NAPE
- Headquarters: 330 Portugal Cove Place, St. John's, Newfoundland & Labrador
- Location: Canada;
- Members: 25,000
- President: Jerry Earle
- Affiliations: Canadian Labour Congress National Union of Public and General Employees
- Website: www.nape.ca

= Newfoundland and Labrador Association of Public and Private Employees =

NAPE (Newfoundland Association of Public and Private Employees) is the largest trade union in Newfoundland & Labrador. NAPE represents over 25,000 employees in the public and private sector.

== Overview ==
NAPE is a trade union in Newfoundland and Labrador. It forms one of the 12 components of the National Union of Public and General Employees (NUPGE). NAPE is affiliated with the Canadian Labour Congress.

== Executive Board ==
The current executive board as of 2023 is:

Jerry Earle-President

Dwayne King-Central Vice President

Trevor King-Secretary/Treasurer

Dan Quilty-Western Vice President

Ed Smith-Eastern Vice President

Meghan Wade-General Vice President

== Newfoundland (Treasury Board) v Newfoundland and Labrador Assn of Public and Private Employees ==
Newfoundland (Treasury Board) v Newfoundland and Labrador Assn of Public and Private Employees

The Newfoundland government recognized that women were being paid less than men in many areas of employment in their province.

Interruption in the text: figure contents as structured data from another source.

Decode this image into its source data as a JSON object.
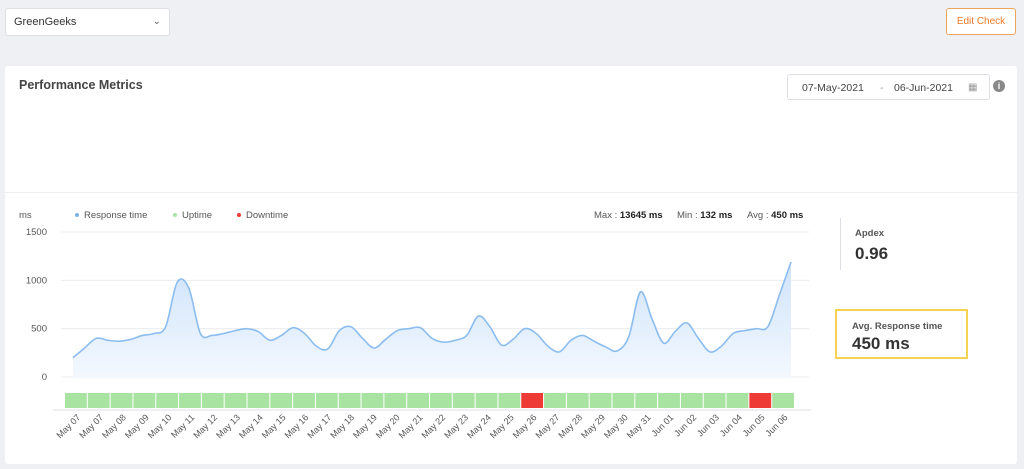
{
  "topbar": {
    "site_select_value": "GreenGeeks",
    "edit_button_label": "Edit Check"
  },
  "card": {
    "title": "Performance Metrics",
    "date_from": "07-May-2021",
    "date_sep": "-",
    "date_to": "06-Jun-2021",
    "info_icon": "i"
  },
  "legend": {
    "unit": "ms",
    "items": [
      {
        "label": "Response time",
        "color": "#7fb2e8"
      },
      {
        "label": "Uptime",
        "color": "#a8e3a2"
      },
      {
        "label": "Downtime",
        "color": "#ee3b36"
      }
    ]
  },
  "stats": {
    "max_label": "Max :",
    "max_value": "13645 ms",
    "min_label": "Min :",
    "min_value": "132 ms",
    "avg_label": "Avg :",
    "avg_value": "450 ms"
  },
  "apdex": {
    "label": "Apdex",
    "value": "0.96"
  },
  "avg_response": {
    "label": "Avg. Response time",
    "value": "450 ms",
    "highlight_color": "#f5d251"
  },
  "colors": {
    "line": "#8cbdf0",
    "area_top": "#cfe3fb",
    "area_bottom": "#f3f8fe",
    "uptime": "#a8e3a2",
    "downtime": "#ee3b36",
    "grid": "#e9ecef"
  },
  "chart_data": {
    "type": "area",
    "ylabel": "ms",
    "yticks": [
      0,
      500,
      1000,
      1500
    ],
    "ylim": [
      0,
      1500
    ],
    "categories": [
      "May 07",
      "May 07",
      "May 08",
      "May 09",
      "May 10",
      "May 11",
      "May 12",
      "May 13",
      "May 14",
      "May 15",
      "May 16",
      "May 17",
      "May 18",
      "May 19",
      "May 20",
      "May 21",
      "May 22",
      "May 23",
      "May 24",
      "May 25",
      "May 26",
      "May 27",
      "May 28",
      "May 29",
      "May 30",
      "May 31",
      "Jun 01",
      "Jun 02",
      "Jun 03",
      "Jun 04",
      "Jun 05",
      "Jun 06"
    ],
    "series": [
      {
        "name": "Response time",
        "x": [
          0,
          0.5,
          1,
          1.5,
          2,
          2.5,
          3,
          3.5,
          4,
          4.5,
          5,
          5.5,
          6,
          6.5,
          7,
          7.5,
          8,
          8.5,
          9,
          9.5,
          10,
          10.5,
          11,
          11.5,
          12,
          12.5,
          13,
          13.5,
          14,
          14.5,
          15,
          15.5,
          16,
          16.5,
          17,
          17.5,
          18,
          18.5,
          19,
          19.5,
          20,
          20.5,
          21,
          21.5,
          22,
          22.5,
          23,
          23.5,
          24,
          24.5,
          25,
          25.5,
          26,
          26.5,
          27,
          27.5,
          28,
          28.5,
          29,
          29.5,
          30,
          30.5,
          31
        ],
        "values": [
          200,
          300,
          400,
          380,
          370,
          390,
          430,
          450,
          520,
          980,
          920,
          450,
          430,
          450,
          480,
          500,
          470,
          380,
          430,
          510,
          450,
          320,
          290,
          480,
          520,
          400,
          300,
          390,
          480,
          500,
          510,
          400,
          360,
          380,
          430,
          630,
          520,
          330,
          390,
          500,
          450,
          320,
          260,
          380,
          430,
          370,
          310,
          270,
          420,
          880,
          600,
          350,
          470,
          560,
          400,
          260,
          320,
          450,
          480,
          500,
          520,
          850,
          1190
        ]
      }
    ],
    "status_bar": [
      "up",
      "up",
      "up",
      "up",
      "up",
      "up",
      "up",
      "up",
      "up",
      "up",
      "up",
      "up",
      "up",
      "up",
      "up",
      "up",
      "up",
      "up",
      "up",
      "up",
      "down",
      "up",
      "up",
      "up",
      "up",
      "up",
      "up",
      "up",
      "up",
      "up",
      "down",
      "up"
    ]
  }
}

To correct this situation they implemented a pay equity program that was to begin in 1988 and lead to equal wages for men and women. However, the province experienced severe financial difficulties and was forced to pass a bill stating that this pay equity program would not start until 1991. The appellant union argues that this was a violation of the s.15 rights of female workers, and that they should be reimbursed for the lost wages from 1988 to 1991. This amounts to approximately $24 million. The government also made many other cuts to their spending during these three years including hospital beds and teachers' salaries. Both at trial and at appeal the delay was found to amount to discrimination, but that the violation was saved under s.1.